After The Flood
While I had 47 prints from a dozen or so new negatives in the wash last night I took an hour to look through Robert Polidori's After the Flood.
It is almost shameful that I have waited so long to look at Polidori's book, eventhough the shear size of the book is a partial deterrent from just picking up the book for a casual look.
During the hurricane and flood my only contact with the disaster was through NPR news and the subsequent follow-ups. I saw relatively few images (I don't have a TV) but curiously, I didn't seek out those images-- still or video. I thought at the time that I was getting what I needed to know from the radio and conversations with other people.
That is not to say that didn't see any images from the disaster. I saw a good number of pictures at the 2007 National SPE conference that John Woodin, David Graham and Thomas Ness showed. I remember those images as being more intimate than those I say last night in Polidori's book.

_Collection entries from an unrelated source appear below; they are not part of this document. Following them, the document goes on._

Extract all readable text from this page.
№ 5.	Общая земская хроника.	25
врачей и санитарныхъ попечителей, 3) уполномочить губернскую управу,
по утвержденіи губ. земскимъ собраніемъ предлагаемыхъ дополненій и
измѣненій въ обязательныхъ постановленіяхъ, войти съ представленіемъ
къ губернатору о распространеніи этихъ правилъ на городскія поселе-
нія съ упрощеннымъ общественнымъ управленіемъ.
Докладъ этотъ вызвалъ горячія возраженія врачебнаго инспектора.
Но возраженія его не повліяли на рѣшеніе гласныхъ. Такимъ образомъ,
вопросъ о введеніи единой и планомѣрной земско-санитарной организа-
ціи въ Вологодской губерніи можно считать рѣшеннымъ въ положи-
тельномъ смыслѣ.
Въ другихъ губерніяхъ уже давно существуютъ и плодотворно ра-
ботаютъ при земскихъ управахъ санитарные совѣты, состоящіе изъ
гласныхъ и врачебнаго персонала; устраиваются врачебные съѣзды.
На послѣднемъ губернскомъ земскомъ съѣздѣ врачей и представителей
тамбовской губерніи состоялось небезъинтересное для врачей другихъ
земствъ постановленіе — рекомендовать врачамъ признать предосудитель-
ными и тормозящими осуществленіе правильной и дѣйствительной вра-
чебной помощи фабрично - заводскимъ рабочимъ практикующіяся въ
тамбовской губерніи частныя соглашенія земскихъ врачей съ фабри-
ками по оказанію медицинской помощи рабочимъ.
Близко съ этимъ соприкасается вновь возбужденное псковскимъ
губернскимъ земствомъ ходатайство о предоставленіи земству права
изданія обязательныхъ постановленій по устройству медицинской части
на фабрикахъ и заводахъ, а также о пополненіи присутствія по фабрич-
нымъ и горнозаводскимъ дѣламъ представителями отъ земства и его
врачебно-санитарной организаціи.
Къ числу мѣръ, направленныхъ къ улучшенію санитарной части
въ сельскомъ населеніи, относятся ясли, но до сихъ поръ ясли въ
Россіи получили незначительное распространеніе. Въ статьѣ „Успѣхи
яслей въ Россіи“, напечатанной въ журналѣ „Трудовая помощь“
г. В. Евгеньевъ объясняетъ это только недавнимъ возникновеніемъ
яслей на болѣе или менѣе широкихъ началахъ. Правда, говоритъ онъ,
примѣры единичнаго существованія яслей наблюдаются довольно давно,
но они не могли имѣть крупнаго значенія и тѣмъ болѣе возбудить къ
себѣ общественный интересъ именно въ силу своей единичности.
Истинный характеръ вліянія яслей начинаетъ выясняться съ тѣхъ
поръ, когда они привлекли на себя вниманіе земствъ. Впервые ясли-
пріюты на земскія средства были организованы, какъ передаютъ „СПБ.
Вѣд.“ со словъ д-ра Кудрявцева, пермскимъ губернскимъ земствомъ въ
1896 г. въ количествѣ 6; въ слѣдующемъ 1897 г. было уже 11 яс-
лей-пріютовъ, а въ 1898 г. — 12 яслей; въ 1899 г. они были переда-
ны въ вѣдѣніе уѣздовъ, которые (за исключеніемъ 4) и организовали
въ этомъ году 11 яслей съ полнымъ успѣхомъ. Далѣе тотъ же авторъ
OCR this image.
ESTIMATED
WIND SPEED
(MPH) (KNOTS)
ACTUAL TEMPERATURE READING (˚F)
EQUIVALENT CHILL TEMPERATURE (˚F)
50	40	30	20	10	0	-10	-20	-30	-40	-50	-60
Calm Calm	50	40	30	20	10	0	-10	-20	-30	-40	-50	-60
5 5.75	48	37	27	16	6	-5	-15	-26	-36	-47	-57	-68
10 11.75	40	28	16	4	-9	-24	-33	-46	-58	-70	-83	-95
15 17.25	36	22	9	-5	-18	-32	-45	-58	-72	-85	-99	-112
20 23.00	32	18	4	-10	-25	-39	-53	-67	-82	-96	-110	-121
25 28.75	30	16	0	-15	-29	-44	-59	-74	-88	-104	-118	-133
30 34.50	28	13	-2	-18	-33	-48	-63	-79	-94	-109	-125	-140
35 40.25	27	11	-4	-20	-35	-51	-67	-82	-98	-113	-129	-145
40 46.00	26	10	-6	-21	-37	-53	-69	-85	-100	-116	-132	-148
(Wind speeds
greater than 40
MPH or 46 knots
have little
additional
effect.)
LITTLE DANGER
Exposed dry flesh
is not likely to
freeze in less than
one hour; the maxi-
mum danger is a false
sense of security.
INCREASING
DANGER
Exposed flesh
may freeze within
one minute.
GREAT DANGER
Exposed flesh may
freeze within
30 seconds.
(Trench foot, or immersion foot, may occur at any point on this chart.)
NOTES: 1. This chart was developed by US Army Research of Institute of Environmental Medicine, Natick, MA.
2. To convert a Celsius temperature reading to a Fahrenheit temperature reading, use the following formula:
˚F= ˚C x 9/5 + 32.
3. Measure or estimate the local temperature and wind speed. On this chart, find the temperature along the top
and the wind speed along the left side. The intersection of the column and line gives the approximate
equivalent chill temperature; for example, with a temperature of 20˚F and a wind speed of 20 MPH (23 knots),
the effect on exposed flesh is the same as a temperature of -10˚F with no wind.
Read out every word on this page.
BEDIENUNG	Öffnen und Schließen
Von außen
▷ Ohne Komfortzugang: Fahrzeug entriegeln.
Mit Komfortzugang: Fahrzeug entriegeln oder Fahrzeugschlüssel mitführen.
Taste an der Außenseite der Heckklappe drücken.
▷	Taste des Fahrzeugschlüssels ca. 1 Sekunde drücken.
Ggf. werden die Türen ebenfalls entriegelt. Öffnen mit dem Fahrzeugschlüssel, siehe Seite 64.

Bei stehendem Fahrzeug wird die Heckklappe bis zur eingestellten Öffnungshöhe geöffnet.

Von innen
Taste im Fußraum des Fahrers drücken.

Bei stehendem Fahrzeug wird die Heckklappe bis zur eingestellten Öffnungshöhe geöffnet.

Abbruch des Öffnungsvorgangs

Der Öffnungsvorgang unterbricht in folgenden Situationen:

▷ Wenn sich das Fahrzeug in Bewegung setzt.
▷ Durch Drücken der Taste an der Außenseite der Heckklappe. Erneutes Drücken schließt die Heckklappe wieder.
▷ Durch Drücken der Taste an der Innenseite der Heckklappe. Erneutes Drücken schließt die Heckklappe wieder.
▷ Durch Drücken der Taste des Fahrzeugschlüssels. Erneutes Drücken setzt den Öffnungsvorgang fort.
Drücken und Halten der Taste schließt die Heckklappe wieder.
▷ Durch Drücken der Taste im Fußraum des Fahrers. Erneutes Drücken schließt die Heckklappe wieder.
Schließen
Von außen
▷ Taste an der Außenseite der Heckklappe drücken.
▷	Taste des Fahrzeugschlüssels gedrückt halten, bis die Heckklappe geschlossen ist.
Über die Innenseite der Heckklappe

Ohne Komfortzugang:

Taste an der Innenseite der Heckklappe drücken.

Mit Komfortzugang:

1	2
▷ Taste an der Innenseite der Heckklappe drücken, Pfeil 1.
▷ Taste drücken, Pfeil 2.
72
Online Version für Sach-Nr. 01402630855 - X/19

But it was in seeing Polidori's the images that the magnitude of the disaster hit home. The vast number of pictures in book is enough to shed light on the scope of the wreckage. But it was his direct manner of documenting the destruction that gave me the real sense of the magnitude of the loss.
Though I came to have a better understanding of what it is to be from New Orleans, I am still having a hard time concluding how I feel about his work. It seems that I am liking and disliking it for many of the same reasons.